Vier gratiën

Vier gratiën

Op mijn tuinterras, een hobbelig plekje beton voor het tuinhuis, staan al enkele weken vier potten met in elk ervan een andere plant. Het resultaat van scheur- en andere werkzaamheden ter vermeerdering van de plantenweelde.  Onverwacht komt Matthias een bezoekje brengen.  Automatisch springt mijn systeem op pedagogische modus.

‘Dat is bieslook, ik ken dat’, zegt hij trots. En gelijk heeft ie.

Als bij toverslag verzin ik iets steekhoudends.

‘Ja, dat zijn de vier gratiën van den 105,’ begin ik mijn verhaal. ‘De bieslook staat hier voor de natuur als bron van gezondheid, geneeskracht.  In wezen is heel de farmacie terug te brengen tot geneeskrachtige planten.  En zo moet je elk van deze potten zien als symbool voor wat de natuur ons te bieden heeft.  Jammergenoeg zijn de meesten het besef van en de voeling met onze oerbron verloren.’

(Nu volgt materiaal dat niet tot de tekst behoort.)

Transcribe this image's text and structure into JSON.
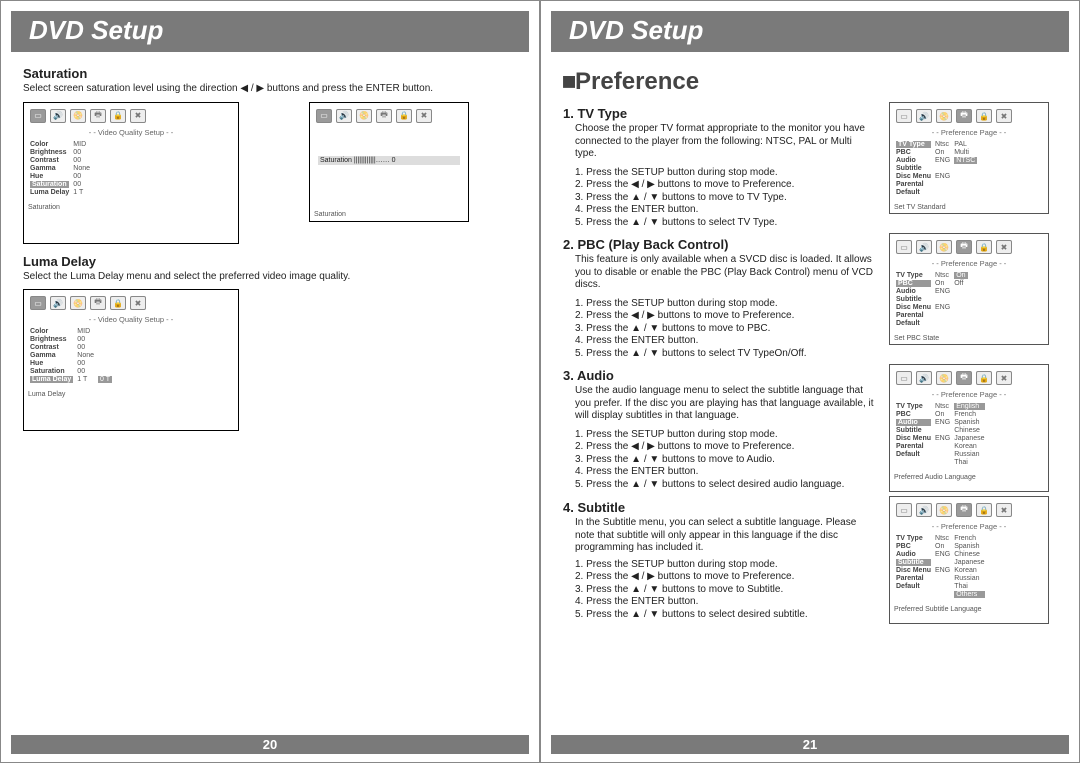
{
  "left": {
    "header": "DVD Setup",
    "saturation": {
      "title": "Saturation",
      "desc": "Select screen saturation level using the direction ◀ / ▶ buttons and press the ENTER button."
    },
    "luma": {
      "title": "Luma Delay",
      "desc": "Select the Luma Delay menu and select the preferred video image quality."
    },
    "osd_header": "- - Video Quality Setup - -",
    "osd_labels": [
      "Color",
      "Brightness",
      "Contrast",
      "Gamma",
      "Hue",
      "Saturation",
      "Luma Delay"
    ],
    "osd_vals1": [
      "MID",
      "00",
      "00",
      "None",
      "00",
      "00",
      "1 T"
    ],
    "osd_vals2": [
      "MID",
      "00",
      "00",
      "None",
      "00",
      "00",
      "1 T"
    ],
    "osd_vals2b": [
      "",
      "",
      "",
      "",
      "",
      "",
      "0 T"
    ],
    "osd_footer1": "Saturation",
    "osd_footer2": "Luma Delay",
    "sat_overlay": "Saturation ||||||||||||…… 0",
    "sat_overlay_footer": "Saturation",
    "pagenum": "20"
  },
  "right": {
    "header": "DVD Setup",
    "main_title": "Preference",
    "tv": {
      "title": "1. TV Type",
      "desc": "Choose the proper TV format appropriate to the monitor you have connected to the player from the following: NTSC, PAL or Multi type.",
      "steps": "1. Press the SETUP button during stop mode.\n2. Press the ◀ / ▶ buttons to move to Preference.\n3. Press the ▲ / ▼ buttons to move to TV Type.\n4. Press the ENTER button.\n5. Press the ▲ / ▼ buttons to select TV Type."
    },
    "pbc": {
      "title": "2. PBC (Play Back Control)",
      "desc": "This feature is only available when a SVCD disc is loaded. It allows you to disable or enable the PBC (Play Back Control) menu of VCD discs.",
      "steps": "1. Press the SETUP button during stop mode.\n2. Press the ◀ / ▶ buttons to move to Preference.\n3. Press the ▲ / ▼ buttons to move to PBC.\n4. Press the ENTER button.\n5. Press the ▲ / ▼ buttons to select TV TypeOn/Off."
    },
    "audio": {
      "title": "3. Audio",
      "desc": "Use the audio language menu to select the subtitle language that you prefer. If the disc you are playing has that language available, it will display subtitles in that language.",
      "steps": "1. Press the SETUP button during stop mode.\n2. Press the ◀ / ▶ buttons to move to Preference.\n3. Press the ▲ / ▼ buttons to move to Audio.\n4. Press the ENTER button.\n5. Press the ▲ / ▼ buttons to select desired audio language."
    },
    "subtitle": {
      "title": "4. Subtitle",
      "desc": "In the Subtitle menu, you can select a subtitle language. Please note that subtitle will only appear in this language if the disc programming has included it.",
      "steps": "1. Press the SETUP button during stop mode.\n2. Press the ◀ / ▶ buttons to move to Preference.\n3. Press the ▲ / ▼ buttons to move to Subtitle.\n4. Press the ENTER button.\n5. Press the ▲ / ▼ buttons to select desired subtitle."
    },
    "osd_pref_header": "- - Preference Page - -",
    "pref_labels": [
      "TV Type",
      "PBC",
      "Audio",
      "Subtitle",
      "Disc Menu",
      "Parental",
      "Default"
    ],
    "tv_vals": [
      "Ntsc",
      "On",
      "ENG",
      "",
      "ENG",
      "",
      ""
    ],
    "tv_opts": [
      "PAL",
      "Multi",
      "NTSC"
    ],
    "tv_footer": "Set TV Standard",
    "pbc_vals": [
      "Ntsc",
      "On",
      "ENG",
      "",
      "ENG",
      "",
      ""
    ],
    "pbc_opts": [
      "On",
      "Off"
    ],
    "pbc_footer": "Set PBC State",
    "audio_vals": [
      "Ntsc",
      "On",
      "ENG",
      "",
      "ENG",
      "",
      ""
    ],
    "audio_opts": [
      "English",
      "French",
      "Spanish",
      "Chinese",
      "Japanese",
      "Korean",
      "Russian",
      "Thai"
    ],
    "audio_footer": "Preferred Audio Language",
    "sub_vals": [
      "Ntsc",
      "On",
      "ENG",
      "",
      "ENG",
      "",
      ""
    ],
    "sub_opts": [
      "French",
      "Spanish",
      "Chinese",
      "Japanese",
      "Korean",
      "Russian",
      "Thai",
      "Others"
    ],
    "sub_footer": "Preferred Subtitle Language",
    "pagenum": "21"
  }
}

Hij knikt enigszins terughoudend. Ik houd me in en weid niet uit over knoflook en daslook en de heilzame werking van hun zwavelverbindingen.  In der Beschränkung zeigt sich erst der Meister (Goethe).

De braam heeft ie natuurlijk ook meteen herkend. Hij prijkt in een grote pot, is zeker al vijfendertig centimeter uitgegroeid; parmantig staat ie vol jong, frisgroen blad.

‘Deze vertegenwoordigt de onstuitbare groei- en productiekracht van de natuur,’ zeg ik op enigszins bezwerende toon.

En dat is niet zonder reden. Het is een spruit van mijn Loch Ness-bramen.  Ze staan opgelijnd in de border van de 107.  Enkele ondergrondse uitlopers hadden zich onder het tuinpad door zowat twee meter verder gewroet tot ze in mijn groentebedden de kop opstaken.  Gegadigden voor dit groeiwonder waren snel gevonden.  Hopelijk is hun tuin bestand tegen dit natuurgeweld.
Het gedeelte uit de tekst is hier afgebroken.